Representing the PSOE, the first vice president and Minister of Finance, María Jesús Montero, attended; the Minister of the Presidency, Justice and Relations with the Cortes, Félix Bolaños; the spokesperson for the Federal Executive of the party, Esther Peña; and the Secretary of State for Relations with the Courts and Constitutional Affairs, Rafael Simancas.

The Minister of Culture and spokesperson for the party, Ernest Urtasun, attended on behalf of Sumar; the director of staff of the second Vice Presidency, Virginia Uzal; the Secretary of State for Employment, Joaquín Pérez Rey; and the Secretary of Organization of Sumar, Lara Hernández. All members of the parent group so that there have been no representatives of the coalition formations such as IU, Más Madrid or Compromís.

Although since then this coalition has not faced as many internal tensions as the one experienced by the coalition formed in the previous legislature between the PSOE and Unidas Podemos, Pedro Sánchez and Pablo Iglesias sealed that government coalition pact, the first of democracy in Spain, in 2019, Yolanda Díaz’s party has also expressed numerous discrepancies in the actions of the Executive.

Sources from the confederal space trust that the conclave will allow the development of a work program so that the signed government agreements become laws.

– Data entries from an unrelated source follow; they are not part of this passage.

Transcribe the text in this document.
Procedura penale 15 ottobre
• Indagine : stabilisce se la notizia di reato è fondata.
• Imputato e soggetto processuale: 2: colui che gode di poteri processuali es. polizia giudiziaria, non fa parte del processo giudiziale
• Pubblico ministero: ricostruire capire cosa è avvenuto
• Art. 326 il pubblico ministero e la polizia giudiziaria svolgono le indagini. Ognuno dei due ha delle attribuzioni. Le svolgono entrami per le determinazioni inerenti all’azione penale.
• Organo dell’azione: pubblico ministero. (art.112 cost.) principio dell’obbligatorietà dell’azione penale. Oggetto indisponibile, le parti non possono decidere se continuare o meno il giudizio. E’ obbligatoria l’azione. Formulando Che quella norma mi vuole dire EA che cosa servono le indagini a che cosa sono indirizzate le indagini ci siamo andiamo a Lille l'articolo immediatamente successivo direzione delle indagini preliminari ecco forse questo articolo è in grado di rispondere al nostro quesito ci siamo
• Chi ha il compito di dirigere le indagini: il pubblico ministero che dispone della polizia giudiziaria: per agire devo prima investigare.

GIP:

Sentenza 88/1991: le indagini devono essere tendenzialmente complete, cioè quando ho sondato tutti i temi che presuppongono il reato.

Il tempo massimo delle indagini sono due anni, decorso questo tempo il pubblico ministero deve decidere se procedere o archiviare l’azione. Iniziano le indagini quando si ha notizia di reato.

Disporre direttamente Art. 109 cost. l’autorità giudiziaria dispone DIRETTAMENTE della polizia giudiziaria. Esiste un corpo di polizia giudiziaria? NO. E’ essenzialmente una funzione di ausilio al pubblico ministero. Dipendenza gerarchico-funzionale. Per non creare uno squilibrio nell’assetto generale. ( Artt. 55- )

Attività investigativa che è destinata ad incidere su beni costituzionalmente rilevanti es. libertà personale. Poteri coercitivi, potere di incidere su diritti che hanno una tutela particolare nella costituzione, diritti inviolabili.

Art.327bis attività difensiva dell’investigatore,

The original idea, established in the Government agreements, was to hold this meeting every two months to naturally analyze the progress of the agreed measures. And not activate it when “there is a problem” -as happened in the previous legislature with the coalition between the PSOE and Unidas Podemos-. “Spain has to see us walking together” despite being two different parties, justified the leader of Sumar, Yolanda Díaz, this week.

According to the coalition agreement, this commission had to have been established within the first 30 days of the formation of the coalition government, which took effect on November 20. Given the obvious delay, Sumar’s spokesperson and Minister of Culture, Ernest Urtasun, and the executive coordinator of the formation, Josep Vendrell, wrote to their socialist partners to demand its constitution.

In addition to Sumar’s disagreements over the increase in defense spending that Sánchez has defended, in the face of the war in Ukraine, or for not breaking relations with Israel in the face of the war in Gaza – the group urges recognition of the Palestinian State and also now demands the blockade of the Borkum ship in Cartagena, with the argument that it transports weapons for the Jewish State – Yolanda Díaz herself demanded to immediately fill with content that “full stop” that Pedro Sánchez announced after deciding to continue leading the Executive after the five days in April when he reflected on his future. From Sumar, they urge the PSOE to repeal the so-called Gag law and undertake a comprehensive reform of the Judiciary, given the persistent blockade of the PP to the renewal of the governing body of the judges.